267570 From Philco, Mitsumi to RCA: Critical Review of Occupational and Environmental Health Hazards of the Electronic Industry in Taiwan

Tuesday, October 30, 2012 : 11:15 AM - 11:30 AM

Yi-Ping Lin, Associate Professor of National Yang Ming University , National Yang Ming University, Taipei, Taiwan
In October, 1972, there were several cases of liver disease and sudden death of young female electronic workers in the Philco and Mitsumi factories in Taiwan. It was believed that these young female workers suffered from the acute intoxication of trichloroethylene (TCE) from their worksites. In June, 1974, TCE was banned in Taiwan, and the government promulgated a law to protect workers' health and to regulate solvent usages. Twenty years later, in 1994, the RCA (Radio Corporation of America) factory in Taiwan was impeached for polluting groundwater with TCE, perchloroethylene (PCE), and other industrial solvents. Subsequently, former RCA workers, who had been diagnosed with cancers, organized to voice their health concerns and potential exposure to the environmental and occupational hazards. In 1998, the government responded by initiating research in animal experiments, environmental health risk assessment, environmental epidemiology, and occupational epidemiology.

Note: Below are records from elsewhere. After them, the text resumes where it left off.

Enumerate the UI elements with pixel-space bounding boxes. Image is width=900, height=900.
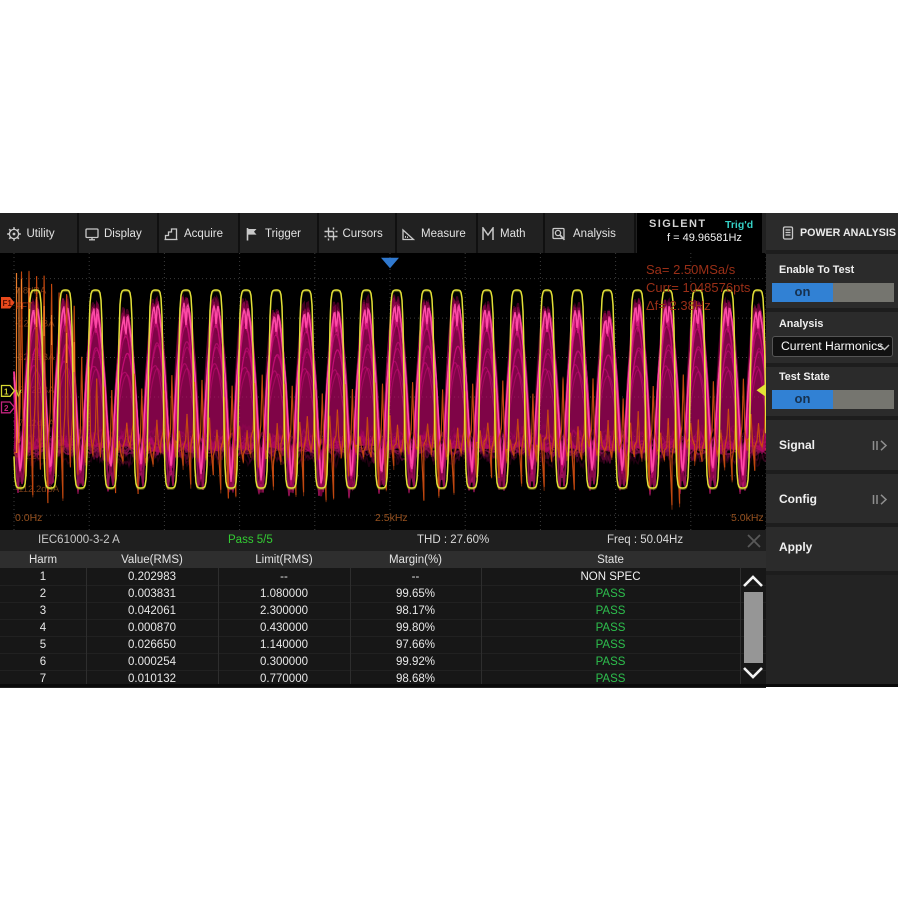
svg-text:1: 1 [4, 388, 9, 397]
svg-text:V: V [16, 389, 22, 399]
svg-text:0.0Hz: 0.0Hz [15, 512, 42, 524]
svg-text:F1: F1 [3, 299, 13, 308]
svg-text:Δf= 2.38Hz: Δf= 2.38Hz [646, 298, 711, 313]
svg-text:Curr= 1048576pts: Curr= 1048576pts [646, 280, 751, 295]
svg-text:2.5kHz: 2.5kHz [375, 512, 408, 524]
svg-text:FFT: FFT [16, 301, 33, 311]
svg-text:Sa= 2.50MSa/s: Sa= 2.50MSa/s [646, 262, 736, 277]
svg-text:5.0kHz: 5.0kHz [731, 512, 764, 524]
svg-text:2: 2 [4, 404, 9, 413]
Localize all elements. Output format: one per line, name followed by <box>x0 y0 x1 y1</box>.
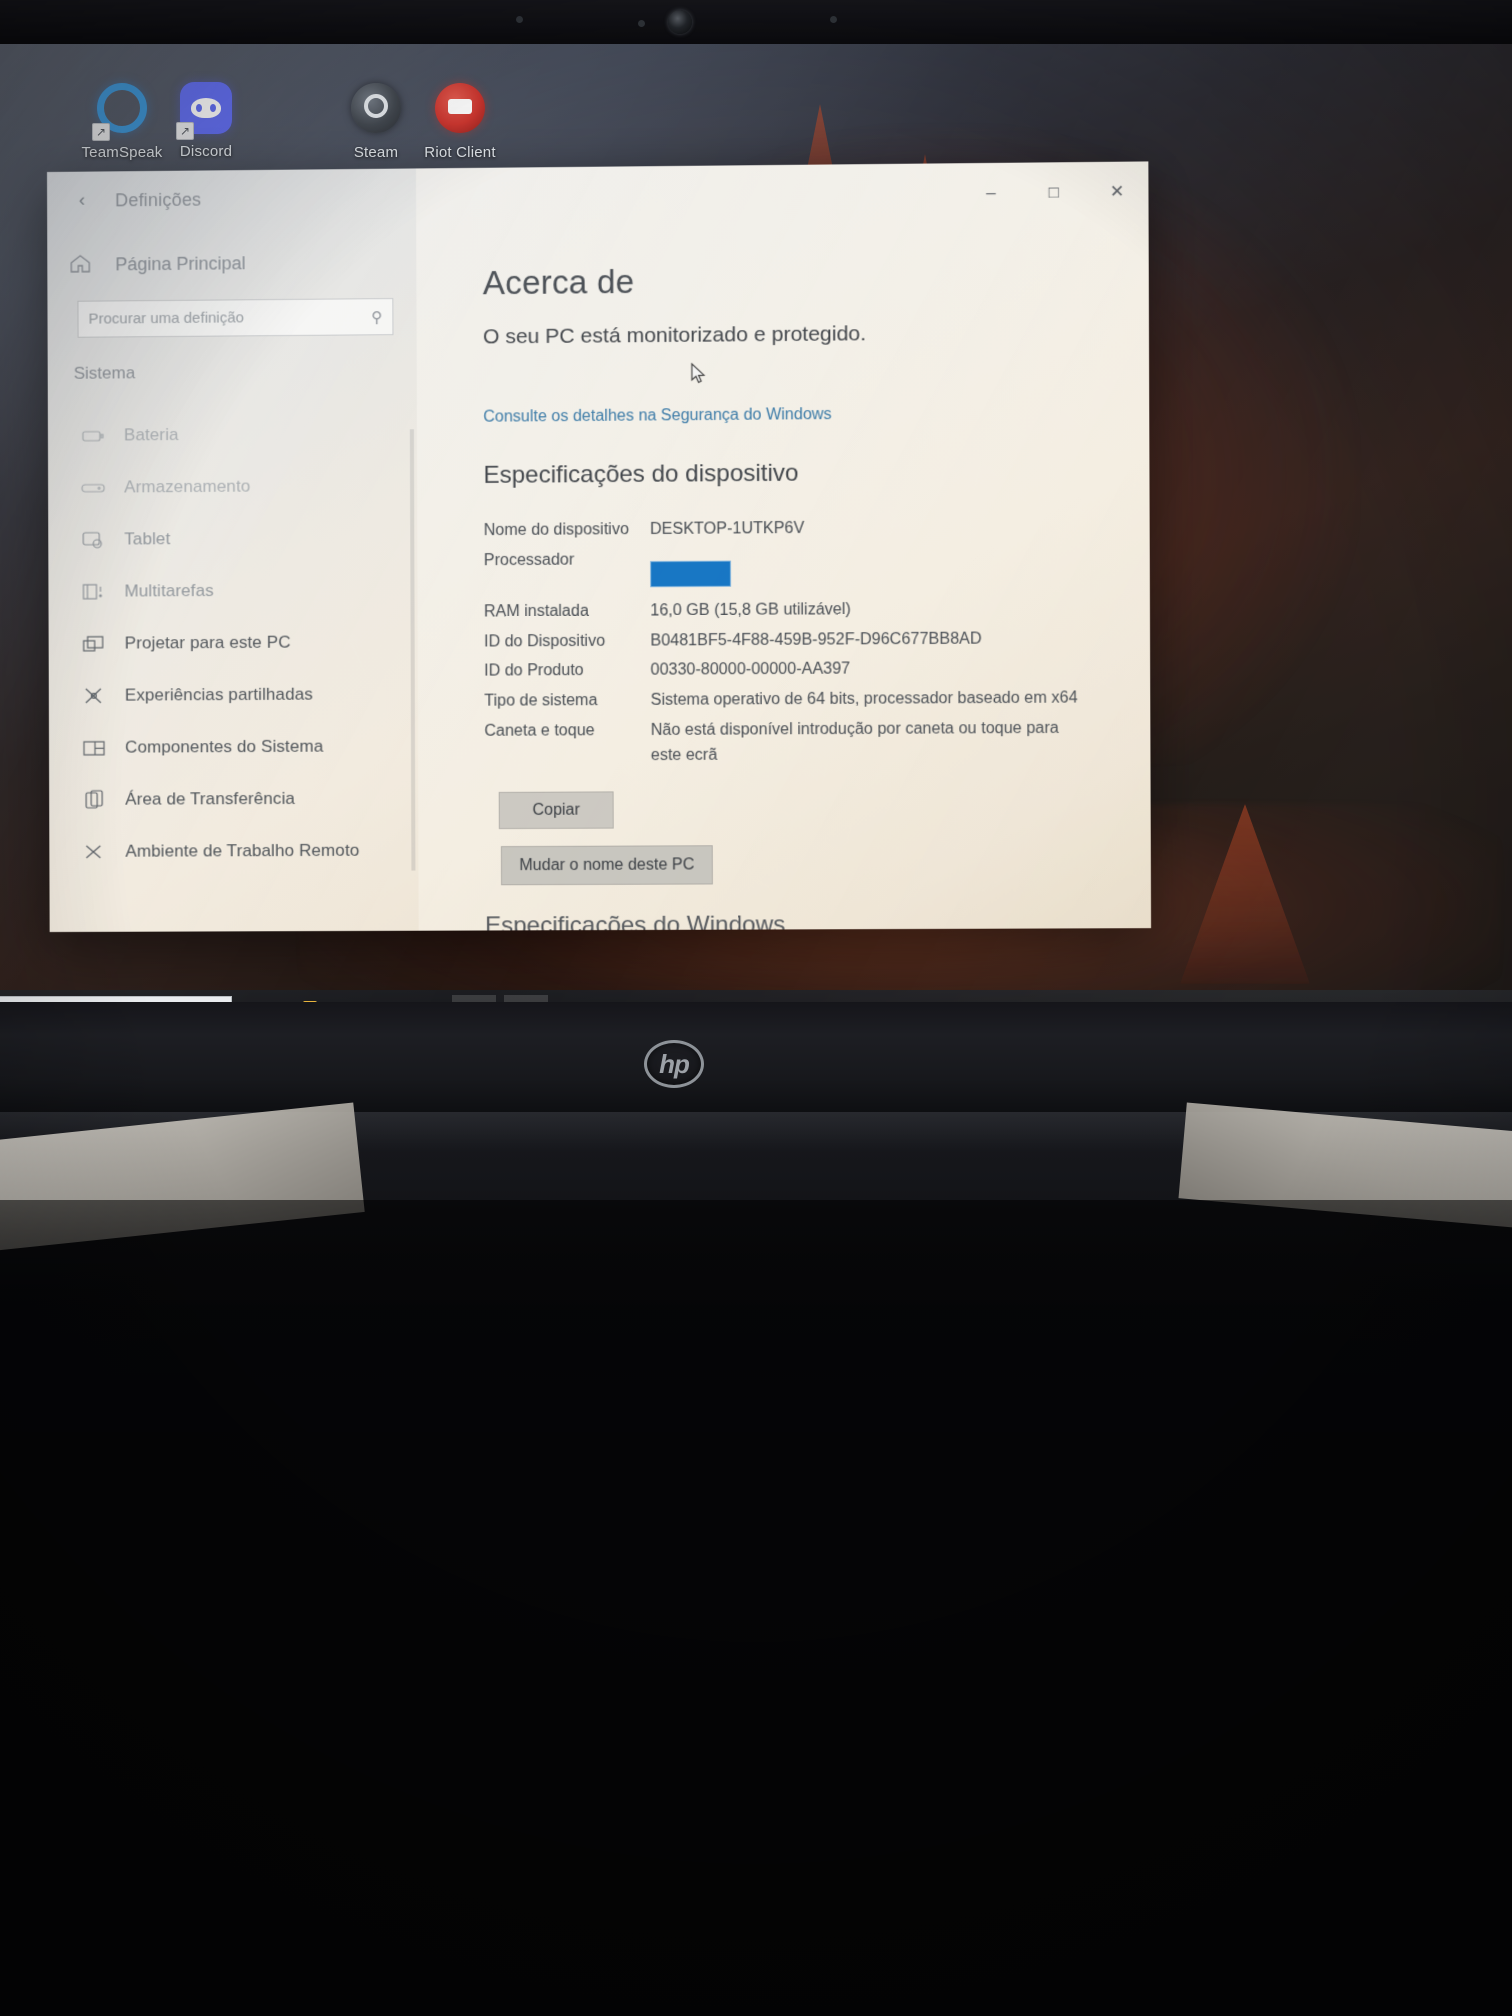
sidebar-item-label: Experiências partilhadas <box>124 684 313 705</box>
riot-client-icon <box>432 83 488 139</box>
mouse-cursor-icon <box>691 363 707 385</box>
sidebar-item-label: Ambiente de Trabalho Remoto <box>125 840 360 861</box>
maximize-button[interactable]: □ <box>1022 162 1085 223</box>
laptop-screen: ↗ TeamSpeak ↗ Discord Steam Riot Client … <box>0 44 1512 1004</box>
tablet-icon <box>80 529 106 551</box>
desktop-icon-label: Discord <box>179 143 233 160</box>
spec-key: Tipo de sistema <box>484 692 598 710</box>
sidebar-item-projetar-para-este-pc[interactable]: Projetar para este PC <box>49 616 418 670</box>
webcam-icon <box>668 10 692 34</box>
storage-icon <box>80 477 106 499</box>
sidebar-group-label: Sistema <box>73 363 136 383</box>
multitasking-icon <box>80 581 106 603</box>
rename-pc-button[interactable]: Mudar o nome deste PC <box>500 845 713 886</box>
shortcut-arrow-icon: ↗ <box>176 122 194 140</box>
spec-value: Sistema operativo de 64 bits, processado… <box>650 689 1078 710</box>
spec-value: B0481BF5-4F88-459B-952F-D96C677BB8AD <box>650 630 982 650</box>
sidebar-item-tablet[interactable]: Tablet <box>48 511 417 566</box>
discord-icon: ↗ <box>176 82 234 140</box>
desktop-icon-label: Riot Client <box>424 144 496 161</box>
spec-row-ram: RAM instalada 16,0 GB (15,8 GB utilizáve… <box>484 596 1111 625</box>
sidebar-item-armazenamento[interactable]: Armazenamento <box>48 459 417 514</box>
spec-row-system-type: Tipo de sistema Sistema operativo de 64 … <box>484 686 1111 714</box>
battery-icon <box>80 425 106 447</box>
bezel-sensor <box>830 16 837 23</box>
spec-key: RAM instalada <box>483 602 589 621</box>
bezel-sensor <box>516 16 523 23</box>
spec-row-pen-and-touch: Caneta e toque Não está disponível intro… <box>484 716 1112 769</box>
spec-value: Não está disponível introdução por canet… <box>650 719 1059 764</box>
sidebar-item-experiencias-partilhadas[interactable]: Experiências partilhadas <box>49 668 418 722</box>
project-icon <box>81 633 107 655</box>
sidebar-item-label: Bateria <box>123 425 179 445</box>
sidebar-nav-list: Bateria Armazenamento Tablet Multitarefa… <box>48 407 419 878</box>
sidebar-item-bateria[interactable]: Bateria <box>48 407 417 462</box>
device-specs-title: Especificações do dispositivo <box>483 459 799 489</box>
sidebar-item-ambiente-de-trabalho-remoto[interactable]: Ambiente de Trabalho Remoto <box>49 824 418 878</box>
redacted-processor-value <box>650 560 732 588</box>
spec-key: Nome do dispositivo <box>483 521 629 540</box>
teamspeak-icon: ↗ <box>92 83 150 141</box>
sidebar-item-home[interactable]: Página Principal <box>69 252 246 276</box>
laptop-hinge <box>0 1002 1512 1112</box>
hp-logo: hp <box>644 1040 704 1088</box>
spec-key: Processador <box>483 551 575 570</box>
system-components-icon <box>81 737 107 759</box>
page-title: Acerca de <box>482 262 635 302</box>
deck-shadow <box>0 1200 1512 1440</box>
spec-value: 16,0 GB (15,8 GB utilizável) <box>650 600 851 620</box>
remote-desktop-icon <box>81 841 107 863</box>
settings-window: ‹ Definições – □ ✕ Página Principal Proc… <box>47 161 1152 933</box>
spec-value: DESKTOP-1UTKP6V <box>649 519 805 539</box>
steam-icon <box>348 83 404 139</box>
copy-button[interactable]: Copiar <box>498 791 614 830</box>
window-titlebar: ‹ Definições – □ ✕ <box>47 161 1149 234</box>
minimize-button[interactable]: – <box>959 163 1022 224</box>
laptop-keyboard: f2 ✳ f3 ❐ f4 ⌨ f5 ◁× f6 ◁- f7 <box>0 1432 1512 2016</box>
sidebar-home-label: Página Principal <box>115 252 246 274</box>
spec-row-device-name: Nome do dispositivo DESKTOP-1UTKP6V <box>484 515 1111 544</box>
sidebar-item-label: Tablet <box>124 529 171 549</box>
back-button[interactable]: ‹ <box>65 186 99 216</box>
desktop-icon-discord[interactable]: ↗ Discord <box>150 80 262 161</box>
protection-status-text: O seu PC está monitorizado e protegido. <box>482 322 867 349</box>
spec-row-device-id: ID do Dispositivo B0481BF5-4F88-459B-952… <box>484 626 1111 655</box>
sidebar-item-label: Componentes do Sistema <box>125 736 324 757</box>
windows-security-link[interactable]: Consulte os detalhes na Segurança do Win… <box>483 406 831 427</box>
settings-search-input[interactable]: Procurar uma definição ⚲ <box>77 298 394 338</box>
windows-specs-title: Especificações do Windows <box>485 911 786 933</box>
search-icon: ⚲ <box>371 308 383 326</box>
clipboard-icon <box>81 789 107 811</box>
sidebar-item-area-de-transferencia[interactable]: Área de Transferência <box>49 772 418 826</box>
shortcut-arrow-icon: ↗ <box>92 123 110 141</box>
sidebar-item-multitarefas[interactable]: Multitarefas <box>48 564 417 618</box>
spec-value: 00330-80000-00000-AA397 <box>650 660 851 680</box>
device-specs-table: Nome do dispositivo DESKTOP-1UTKP6V Proc… <box>484 515 1112 775</box>
home-icon <box>69 254 95 276</box>
sidebar-item-label: Projetar para este PC <box>124 632 291 653</box>
spec-row-product-id: ID do Produto 00330-80000-00000-AA397 <box>484 656 1111 684</box>
desktop-icon-riot-client[interactable]: Riot Client <box>404 80 516 162</box>
screenshot-root: ↗ TeamSpeak ↗ Discord Steam Riot Client … <box>0 0 1512 2016</box>
shared-experiences-icon <box>81 685 107 707</box>
sidebar-item-componentes-do-sistema[interactable]: Componentes do Sistema <box>49 720 418 774</box>
window-title: Definições <box>115 189 202 211</box>
bezel-sensor <box>638 20 645 27</box>
window-controls: – □ ✕ <box>959 161 1148 223</box>
sidebar-item-label: Armazenamento <box>124 476 251 497</box>
spec-key: Caneta e toque <box>484 722 595 740</box>
spec-row-processor: Processador <box>484 545 1111 595</box>
sidebar-item-label: Multitarefas <box>124 580 214 601</box>
sidebar-item-label: Área de Transferência <box>125 788 296 809</box>
spec-key: ID do Produto <box>484 662 584 681</box>
search-placeholder: Procurar uma definição <box>88 309 244 328</box>
spec-key: ID do Dispositivo <box>484 632 606 651</box>
close-button[interactable]: ✕ <box>1085 161 1148 222</box>
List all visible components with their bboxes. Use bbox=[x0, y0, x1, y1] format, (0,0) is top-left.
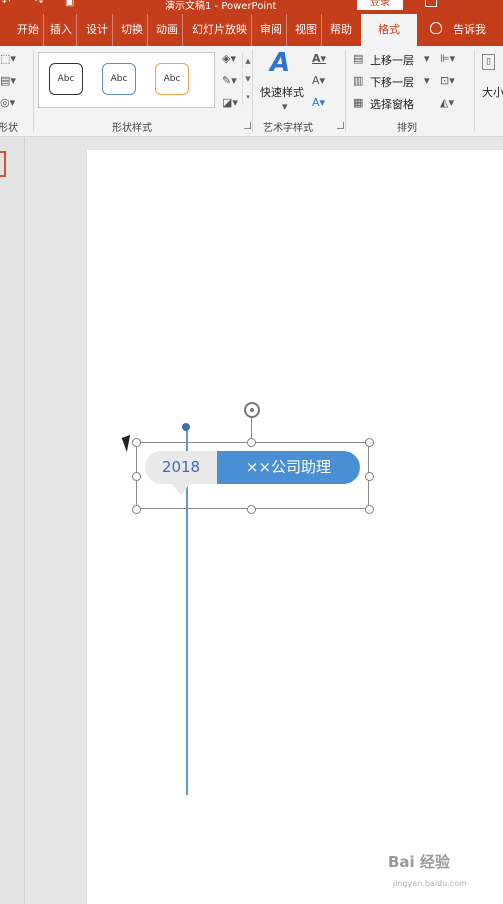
group-label-arrange: 排列 bbox=[397, 123, 417, 134]
watermark-url: jingyan.baidu.com bbox=[393, 879, 467, 888]
wordart-quick-styles-icon[interactable]: A bbox=[270, 48, 290, 78]
timeline-label-shape[interactable]: 2018 ××公司助理 bbox=[145, 451, 360, 484]
resize-handle-bottom-right[interactable] bbox=[365, 505, 374, 514]
tab-format[interactable]: 格式 bbox=[361, 14, 417, 46]
title-bar: ↶ ↷ ▣ 演示文稿1 - PowerPoint 登录 bbox=[0, 0, 503, 14]
shape-styles-gallery: Abc Abc Abc ▲ ▼ ▾ bbox=[38, 52, 251, 108]
tab-transitions[interactable]: 切换 bbox=[121, 14, 148, 46]
align-icon[interactable]: ⊫▾ bbox=[440, 52, 455, 65]
tab-insert[interactable]: 插入 bbox=[50, 14, 77, 46]
watermark-logo: Bai 经验 bbox=[388, 853, 450, 871]
quick-styles-dropdown-icon[interactable]: ▾ bbox=[282, 100, 288, 113]
tab-review[interactable]: 审阅 bbox=[260, 14, 287, 46]
tab-home[interactable]: 开始 bbox=[17, 14, 44, 46]
shape-styles-launcher-icon[interactable] bbox=[244, 122, 251, 129]
text-box-icon[interactable]: ▤▾ bbox=[0, 74, 16, 87]
selection-pane-icon: ▦ bbox=[353, 96, 364, 109]
bring-forward-button[interactable]: 上移一层 bbox=[370, 52, 414, 68]
edit-shape-icon[interactable]: ⬚▾ bbox=[0, 52, 16, 65]
slide-thumbnail-selected[interactable] bbox=[0, 151, 6, 177]
year-label: 2018 bbox=[145, 451, 217, 484]
size-button[interactable]: 大小 bbox=[482, 84, 503, 100]
tab-help[interactable]: 帮助 bbox=[330, 14, 352, 46]
tab-slideshow[interactable]: 幻灯片放映 bbox=[192, 14, 252, 46]
group-divider bbox=[474, 50, 475, 132]
resize-handle-left[interactable] bbox=[132, 472, 141, 481]
shape-fill-icon[interactable]: ◈▾ bbox=[222, 52, 236, 65]
text-effects-icon[interactable]: A▾ bbox=[312, 96, 325, 109]
send-backward-dropdown-icon[interactable]: ▾ bbox=[424, 74, 430, 87]
group-label-shape-styles: 形状样式 bbox=[112, 123, 152, 134]
merge-shapes-icon[interactable]: ◎▾ bbox=[0, 96, 15, 109]
send-backward-button[interactable]: 下移一层 bbox=[370, 74, 414, 90]
start-presentation-icon[interactable]: ▣ bbox=[65, 0, 74, 8]
group-divider bbox=[252, 50, 253, 132]
resize-handle-bottom-left[interactable] bbox=[132, 505, 141, 514]
group-label-shapes: 形状 bbox=[0, 123, 18, 134]
resize-handle-top-right[interactable] bbox=[365, 438, 374, 447]
group-divider bbox=[33, 50, 34, 132]
window-title: 演示文稿1 - PowerPoint bbox=[165, 1, 277, 12]
shape-effects-icon[interactable]: ◪▾ bbox=[222, 96, 238, 109]
login-button[interactable]: 登录 bbox=[357, 0, 403, 10]
bring-forward-dropdown-icon[interactable]: ▾ bbox=[424, 52, 430, 65]
tell-me-search[interactable]: 告诉我 bbox=[453, 14, 486, 46]
ribbon-tab-bar: 开始 插入 设计 切换 动画 幻灯片放映 审阅 视图 帮助 格式 告诉我 bbox=[0, 14, 503, 46]
tab-view[interactable]: 视图 bbox=[295, 14, 322, 46]
line-endpoint-handle[interactable] bbox=[182, 423, 190, 431]
send-backward-icon: ▥ bbox=[353, 74, 364, 87]
rotate-handle-icon[interactable] bbox=[244, 402, 260, 418]
quick-styles-button[interactable]: 快速样式 bbox=[260, 84, 304, 100]
lightbulb-icon bbox=[430, 22, 442, 34]
tab-design[interactable]: 设计 bbox=[86, 14, 113, 46]
shape-style-dark[interactable]: Abc bbox=[49, 63, 83, 95]
text-fill-icon[interactable]: A▾ bbox=[312, 52, 326, 65]
wordart-launcher-icon[interactable] bbox=[337, 122, 344, 129]
text-outline-icon[interactable]: A▾ bbox=[312, 74, 325, 87]
shape-style-orange[interactable]: Abc bbox=[155, 63, 189, 95]
group-label-wordart: 艺术字样式 bbox=[263, 123, 313, 134]
callout-pointer bbox=[172, 484, 190, 495]
tab-animations[interactable]: 动画 bbox=[156, 14, 183, 46]
resize-handle-bottom[interactable] bbox=[247, 505, 256, 514]
redo-icon[interactable]: ↷ bbox=[35, 0, 43, 8]
bring-forward-icon: ▤ bbox=[353, 52, 364, 65]
resize-handle-right[interactable] bbox=[365, 472, 374, 481]
rotate-objects-icon[interactable]: ◭▾ bbox=[440, 96, 454, 109]
slide-thumbnail-pane bbox=[0, 137, 25, 904]
group-objects-icon[interactable]: ⊡▾ bbox=[440, 74, 455, 87]
group-divider bbox=[345, 50, 346, 132]
size-icon[interactable]: ▯ bbox=[482, 54, 495, 70]
undo-icon[interactable]: ↶ bbox=[2, 0, 10, 8]
ribbon-display-options-icon[interactable] bbox=[425, 0, 437, 7]
shape-style-blue[interactable]: Abc bbox=[102, 63, 136, 95]
slide-canvas[interactable] bbox=[86, 150, 503, 904]
ribbon: ⬚▾ ▤▾ ◎▾ 形状 Abc Abc Abc ▲ ▼ ▾ ◈▾ ✎▾ ◪▾ 形… bbox=[0, 46, 503, 137]
resize-handle-top[interactable] bbox=[247, 438, 256, 447]
selection-pane-button[interactable]: 选择窗格 bbox=[370, 96, 414, 112]
shape-outline-icon[interactable]: ✎▾ bbox=[222, 74, 237, 87]
caption-label: ××公司助理 bbox=[217, 451, 360, 484]
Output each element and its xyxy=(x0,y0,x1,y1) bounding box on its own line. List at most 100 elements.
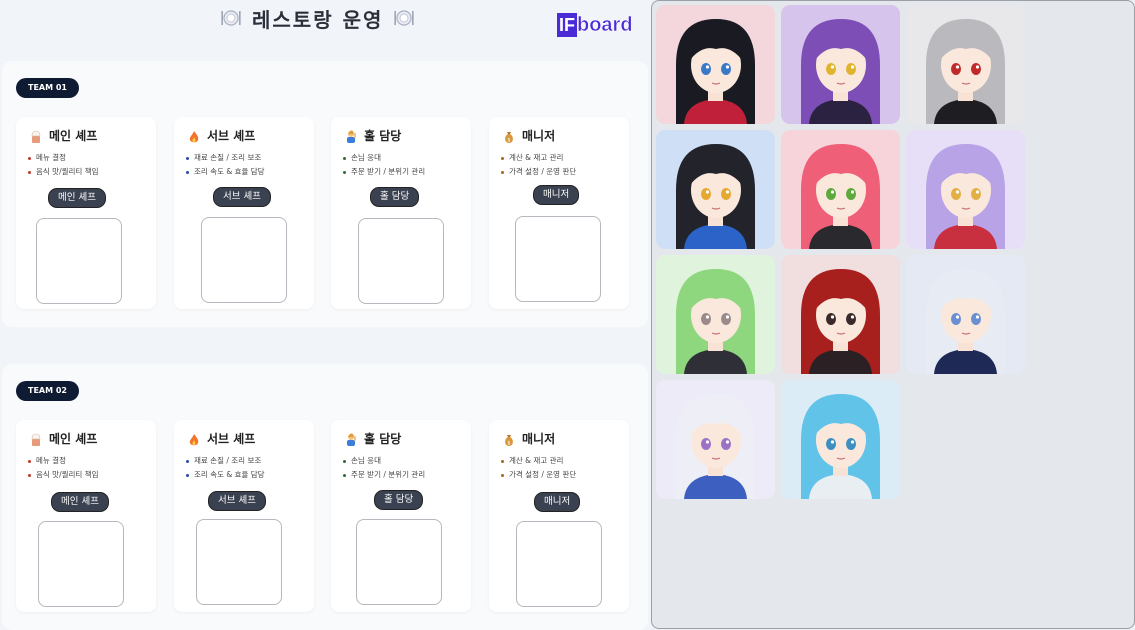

However, these public health studies did not sufficiently verify correlation between industrial pollution and health. Up until 2012, the RCA toxic tort cases remain unsettled. In examining the toxicological and epidemiological research of organic solvents with a critical feminist perspective, it revealed that there were gender, class, and racial inequalities in the production of scientific evidence.

Learning Areas:
Advocacy for health and health education
Chronic disease management and prevention
Environmental health sciences
Epidemiology
Occupational health and safety
Systems thinking models (conceptual and theoretical models), applications related to public health

Learning Objectives:
1. Assess information and studies of occupational and environmental heath hazards in Taiwanese electronic industries since the 1970s. 2. Explain the gender, class, and racial inequalities in the production of scientific evidence.

Keywords: Epidemiology, Occupational Disease

Presenting author's disclosure statement:

Qualified on the content I am responsible for because: I am a PhD and an Associate Professor at the Institute of Science, Technology, and Society, National Yang-Ming University, Taipei, Taiwan. I have been studying and evaluating the disease patterns in the electronics industry in Taiwan.
Any relevant financial relationships? No

I agree to comply with the American Public Health Association Conflict of Interest and Commercial Support Guidelines, and to disclose to the participants any off-label or experimental uses of a commercial product or service discussed in my presentation.